Friday, March 26, 2010

Some kernel tweaks to aid Cassandra under a high concurrency environment

For the past couple of weeks I have been trouble shooting some Cassandra issues where data would not make it to Cassandra.

Graph of various tracked Exceptions


The image above graphs all the exceptions that are produced from Cassandra. The two big lines are

Transport Exceptions (te) - meaning that Cassandra could not answer the request think of this as MAX Connection errors in mySQL.


Unavailable Exceptions (ue) - meaning that Cassandra could answer the request but the "storage engine" cannot do anything with it because its busy doing something like communicating with other nodes or maintenance like a node cleanup.


So how did I get the graph to drop to 0? After looking at the error logs, I saw that Cassandra was getting flooded with SYN Requests and the kernel thought that it was a SYN Flood and did this

possible SYN flooding on port 9160. Sending cookies.


To stop this the puppet profile was changed to have

sysctl -w net.ipv4.tcp_max_syn_backlog=4096
sysctl -w net.ipv4.tcp_syncookies=0



Next looking into the Cassandra log which I defined to exist in /var/log/cassandra/system.log


WARN [TCP Selector Manager] 2010-03-26 02:46:31,619 TcpConnectionHandler.java (line 53) Exception was generated at : 03/26/2010 02:
Too many open files
java.io.IOException: Too many open files


Then noticed that
ulimit -n == 1024

thus I changed
/etc/security/limits.conf so that It's at a server setting by adding this:

* - nofile 8000


Now my Transport Exceptions and Unavailable Exceptions are gone and data is being written to it consistently.

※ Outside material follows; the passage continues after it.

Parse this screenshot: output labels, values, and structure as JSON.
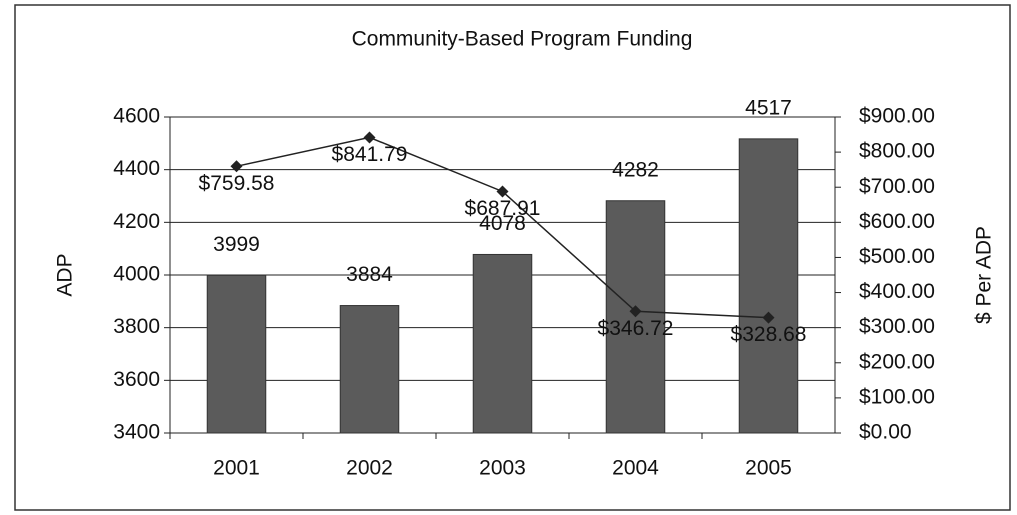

There are many other ways of doing the same thing, I could have modified my init script or did some other stuff but I choose this way. Default Distros set kernel and limits fields too low: settings for desktop levels.

4 comments:

Jonathan Ellis said...

Are you pooling your Thrift connections client-side? It sounds like you're not. Connection-per-request is going to give you really bad performance.

Dathan Pattishall said...

An F5 Loadbalancer is in front of it. I can turn on Persistent connections but the connect itself is less then 3 ms. Plus with a persistent connection I don't get an even distribution of requests among each node. I'll give it a try yet connect fetch close seems to work really well. With a 20ms over head of range reads I'm really not going to see a reduction in R(t).

Mark Robson said...

Presumably this is in a test environment, right?

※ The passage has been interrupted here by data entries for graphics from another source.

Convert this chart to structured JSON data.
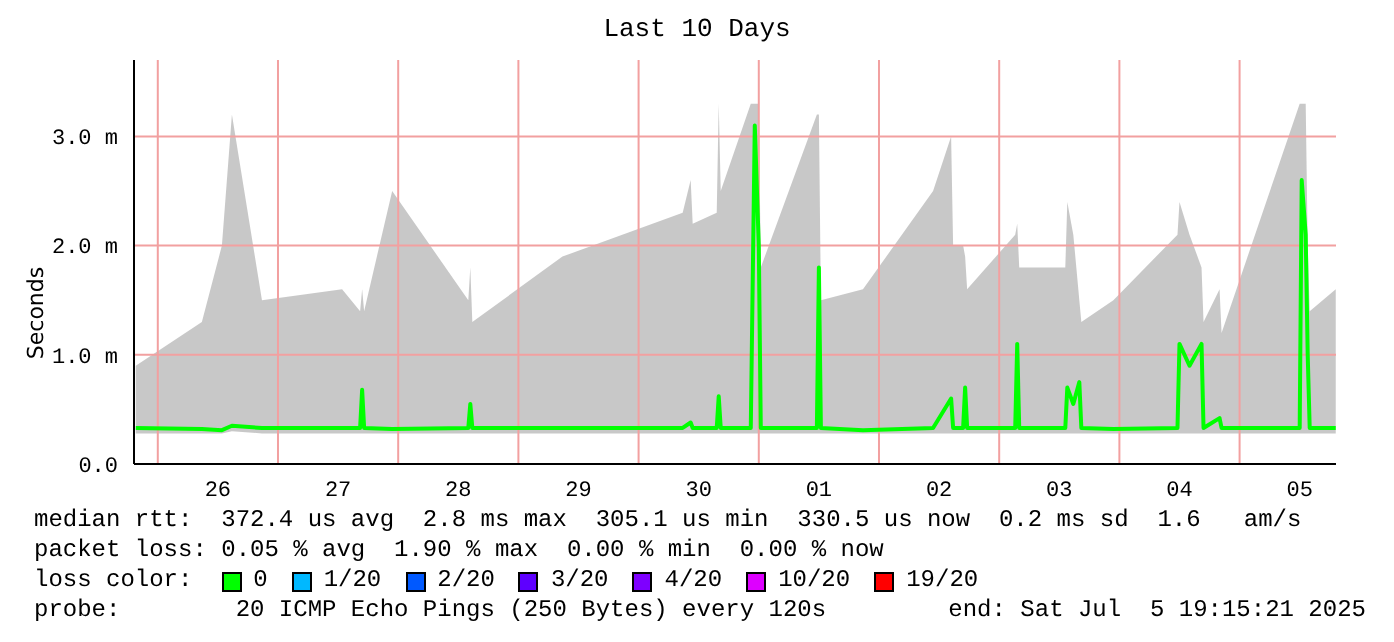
{
  "chart_data": {
    "type": "line",
    "title": "Last 10 Days",
    "ylabel": "Seconds",
    "legend_title": "loss color:",
    "legend": "bottom",
    "grid": true,
    "marker": "none",
    "line_style": "solid",
    "x": [
      "2025-06-25T19:36",
      "2025-06-26T08:48",
      "2025-06-26T12:48",
      "2025-06-26T14:48",
      "2025-06-26T20:48",
      "2025-06-27T12:48",
      "2025-06-27T16:24",
      "2025-06-27T16:48",
      "2025-06-27T17:12",
      "2025-06-27T22:48",
      "2025-06-28T14:00",
      "2025-06-28T14:24",
      "2025-06-28T14:48",
      "2025-06-29T08:48",
      "2025-06-30T08:48",
      "2025-06-30T10:24",
      "2025-06-30T10:48",
      "2025-06-30T15:36",
      "2025-06-30T16:00",
      "2025-06-30T16:24",
      "2025-06-30T22:24",
      "2025-06-30T23:12",
      "2025-07-01T00:00",
      "2025-07-01T00:24",
      "2025-07-01T11:36",
      "2025-07-01T12:00",
      "2025-07-01T12:24",
      "2025-07-01T20:48",
      "2025-07-02T10:48",
      "2025-07-02T14:24",
      "2025-07-02T14:48",
      "2025-07-02T16:48",
      "2025-07-02T17:12",
      "2025-07-02T17:36",
      "2025-07-03T03:12",
      "2025-07-03T03:36",
      "2025-07-03T04:00",
      "2025-07-03T13:12",
      "2025-07-03T13:36",
      "2025-07-03T14:48",
      "2025-07-03T16:00",
      "2025-07-03T16:24",
      "2025-07-03T22:48",
      "2025-07-04T11:36",
      "2025-07-04T12:00",
      "2025-07-04T14:00",
      "2025-07-04T16:24",
      "2025-07-04T16:48",
      "2025-07-04T20:00",
      "2025-07-04T20:24",
      "2025-07-05T12:00",
      "2025-07-05T12:24",
      "2025-07-05T13:12",
      "2025-07-05T13:36",
      "2025-07-05T14:00",
      "2025-07-05T19:12"
    ],
    "xlim": [
      "2025-06-25T19:15",
      "2025-07-05T19:15"
    ],
    "xticks": [
      {
        "value": "2025-06-26T00:00",
        "label": null
      },
      {
        "value": "2025-06-26T12:00",
        "label": "26"
      },
      {
        "value": "2025-06-27T00:00",
        "label": null
      },
      {
        "value": "2025-06-27T12:00",
        "label": "27"
      },
      {
        "value": "2025-06-28T00:00",
        "label": null
      },
      {
        "value": "2025-06-28T12:00",
        "label": "28"
      },
      {
        "value": "2025-06-29T00:00",
        "label": null
      },
      {
        "value": "2025-06-29T12:00",
        "label": "29"
      },
      {
        "value": "2025-06-30T00:00",
        "label": null
      },
      {
        "value": "2025-06-30T12:00",
        "label": "30"
      },
      {
        "value": "2025-07-01T00:00",
        "label": null
      },
      {
        "value": "2025-07-01T12:00",
        "label": "01"
      },
      {
        "value": "2025-07-02T00:00",
        "label": null
      },
      {
        "value": "2025-07-02T12:00",
        "label": "02"
      },
      {
        "value": "2025-07-03T00:00",
        "label": null
      },
      {
        "value": "2025-07-03T12:00",
        "label": "03"
      },
      {
        "value": "2025-07-04T00:00",
        "label": null
      },
      {
        "value": "2025-07-04T12:00",
        "label": "04"
      },
      {
        "value": "2025-07-05T00:00",
        "label": null
      },
      {
        "value": "2025-07-05T12:00",
        "label": "05"
      }
    ],
    "ylim": [
      0,
      3.7
    ],
    "yticks": [
      {
        "value": 0,
        "label": "0.0"
      },
      {
        "value": 1,
        "label": "1.0 m"
      },
      {
        "value": 2,
        "label": "2.0 m"
      },
      {
        "value": 3,
        "label": "3.0 m"
      }
    ],
    "series": [
      {
        "name": "0",
        "color": "#00ff00",
        "values": [
          0.33,
          0.32,
          0.31,
          0.35,
          0.33,
          0.33,
          0.33,
          0.68,
          0.33,
          0.32,
          0.33,
          0.55,
          0.33,
          0.33,
          0.33,
          0.38,
          0.33,
          0.33,
          0.62,
          0.33,
          0.33,
          3.1,
          2.0,
          0.33,
          0.33,
          1.8,
          0.33,
          0.31,
          0.33,
          0.6,
          0.33,
          0.33,
          0.7,
          0.33,
          0.33,
          1.1,
          0.33,
          0.33,
          0.7,
          0.55,
          0.75,
          0.33,
          0.32,
          0.33,
          1.1,
          0.9,
          1.1,
          0.33,
          0.42,
          0.33,
          0.33,
          2.6,
          2.1,
          1.0,
          0.33,
          0.33
        ],
        "lower": [
          0.28,
          0.28,
          0.28,
          0.3,
          0.28,
          0.28,
          0.28,
          0.28,
          0.28,
          0.28,
          0.28,
          0.28,
          0.28,
          0.28,
          0.28,
          0.28,
          0.28,
          0.28,
          0.28,
          0.28,
          0.28,
          0.28,
          0.28,
          0.28,
          0.28,
          0.28,
          0.28,
          0.28,
          0.28,
          0.28,
          0.28,
          0.28,
          0.28,
          0.28,
          0.28,
          0.28,
          0.28,
          0.28,
          0.28,
          0.28,
          0.28,
          0.28,
          0.28,
          0.28,
          0.28,
          0.28,
          0.28,
          0.28,
          0.28,
          0.28,
          0.28,
          0.28,
          0.28,
          0.28,
          0.28,
          0.28
        ],
        "upper": [
          0.9,
          1.3,
          2.0,
          3.2,
          1.5,
          1.6,
          1.4,
          1.6,
          1.4,
          2.5,
          1.5,
          1.8,
          1.3,
          1.9,
          2.3,
          2.6,
          2.2,
          2.3,
          3.3,
          2.5,
          3.3,
          3.3,
          3.3,
          1.8,
          3.2,
          3.2,
          1.5,
          1.6,
          2.5,
          3.0,
          2.0,
          2.0,
          1.9,
          1.6,
          2.1,
          2.2,
          1.8,
          1.8,
          2.4,
          2.1,
          1.5,
          1.3,
          1.5,
          2.1,
          2.4,
          2.1,
          1.8,
          1.3,
          1.6,
          1.2,
          3.3,
          3.3,
          3.3,
          2.0,
          1.4,
          1.6
        ]
      },
      {
        "name": "1/20",
        "color": "#00b8ff",
        "values": [
          null,
          null,
          null,
          null,
          null,
          null,
          null,
          null,
          null,
          null,
          null,
          null,
          null,
          null,
          null,
          null,
          null,
          null,
          null,
          null,
          null,
          null,
          null,
          null,
          null,
          null,
          null,
          null,
          null,
          null,
          null,
          null,
          null,
          null,
          null,
          null,
          null,
          null,
          null,
          null,
          null,
          null,
          null,
          null,
          null,
          null,
          null,
          null,
          null,
          null,
          null,
          null,
          null,
          null,
          null,
          null
        ]
      },
      {
        "name": "2/20",
        "color": "#0059ff",
        "values": [
          null,
          null,
          null,
          null,
          null,
          null,
          null,
          null,
          null,
          null,
          null,
          null,
          null,
          null,
          null,
          null,
          null,
          null,
          null,
          null,
          null,
          null,
          null,
          null,
          null,
          null,
          null,
          null,
          null,
          null,
          null,
          null,
          null,
          null,
          null,
          null,
          null,
          null,
          null,
          null,
          null,
          null,
          null,
          null,
          null,
          null,
          null,
          null,
          null,
          null,
          null,
          null,
          null,
          null,
          null,
          null
        ]
      },
      {
        "name": "3/20",
        "color": "#5e00ff",
        "values": [
          null,
          null,
          null,
          null,
          null,
          null,
          null,
          null,
          null,
          null,
          null,
          null,
          null,
          null,
          null,
          null,
          null,
          null,
          null,
          null,
          null,
          null,
          null,
          null,
          null,
          null,
          null,
          null,
          null,
          null,
          null,
          null,
          null,
          null,
          null,
          null,
          null,
          null,
          null,
          null,
          null,
          null,
          null,
          null,
          null,
          null,
          null,
          null,
          null,
          null,
          null,
          null,
          null,
          null,
          null,
          null
        ]
      },
      {
        "name": "4/20",
        "color": "#7e00ff",
        "values": [
          null,
          null,
          null,
          null,
          null,
          null,
          null,
          null,
          null,
          null,
          null,
          null,
          null,
          null,
          null,
          null,
          null,
          null,
          null,
          null,
          null,
          null,
          null,
          null,
          null,
          null,
          null,
          null,
          null,
          null,
          null,
          null,
          null,
          null,
          null,
          null,
          null,
          null,
          null,
          null,
          null,
          null,
          null,
          null,
          null,
          null,
          null,
          null,
          null,
          null,
          null,
          null,
          null,
          null,
          null,
          null
        ]
      },
      {
        "name": "10/20",
        "color": "#dd00ff",
        "values": [
          null,
          null,
          null,
          null,
          null,
          null,
          null,
          null,
          null,
          null,
          null,
          null,
          null,
          null,
          null,
          null,
          null,
          null,
          null,
          null,
          null,
          null,
          null,
          null,
          null,
          null,
          null,
          null,
          null,
          null,
          null,
          null,
          null,
          null,
          null,
          null,
          null,
          null,
          null,
          null,
          null,
          null,
          null,
          null,
          null,
          null,
          null,
          null,
          null,
          null,
          null,
          null,
          null,
          null,
          null,
          null
        ]
      },
      {
        "name": "19/20",
        "color": "#ff0000",
        "values": [
          null,
          null,
          null,
          null,
          null,
          null,
          null,
          null,
          null,
          null,
          null,
          null,
          null,
          null,
          null,
          null,
          null,
          null,
          null,
          null,
          null,
          null,
          null,
          null,
          null,
          null,
          null,
          null,
          null,
          null,
          null,
          null,
          null,
          null,
          null,
          null,
          null,
          null,
          null,
          null,
          null,
          null,
          null,
          null,
          null,
          null,
          null,
          null,
          null,
          null,
          null,
          null,
          null,
          null,
          null,
          null
        ]
      }
    ],
    "annotations": [
      "median rtt:  372.4 us avg  2.8 ms max  305.1 us min  330.5 us now  0.2 ms sd  1.6   am/s",
      "packet loss: 0.05 % avg  1.90 % max  0.00 % min  0.00 % now",
      "probe:        20 ICMP Echo Pings (250 Bytes) every 120s",
      "end: Sat Jul  5 19:15:21 2025"
    ]
  }
}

How are you generating the test loads, can we see the load test client code or some ideas of how the client works?

Dathan Pattishall said...

This is a production environment.
On every api call and page load the client does the following

1. Make a new Connection to the F5 loadbalancer

2. F5 loadbalancer distributes load to a least connected node

3. The server makes the call to its own data structure or to the server that has the hash

4. The server responds to the request

5. The client returns the data and closes the connection.

From connect to query takes 3 ms

From connect to data return takes around 100ms

Most of the time is spent on the read and sort.

To enable a lot of frequent short requests the article enables you to do that.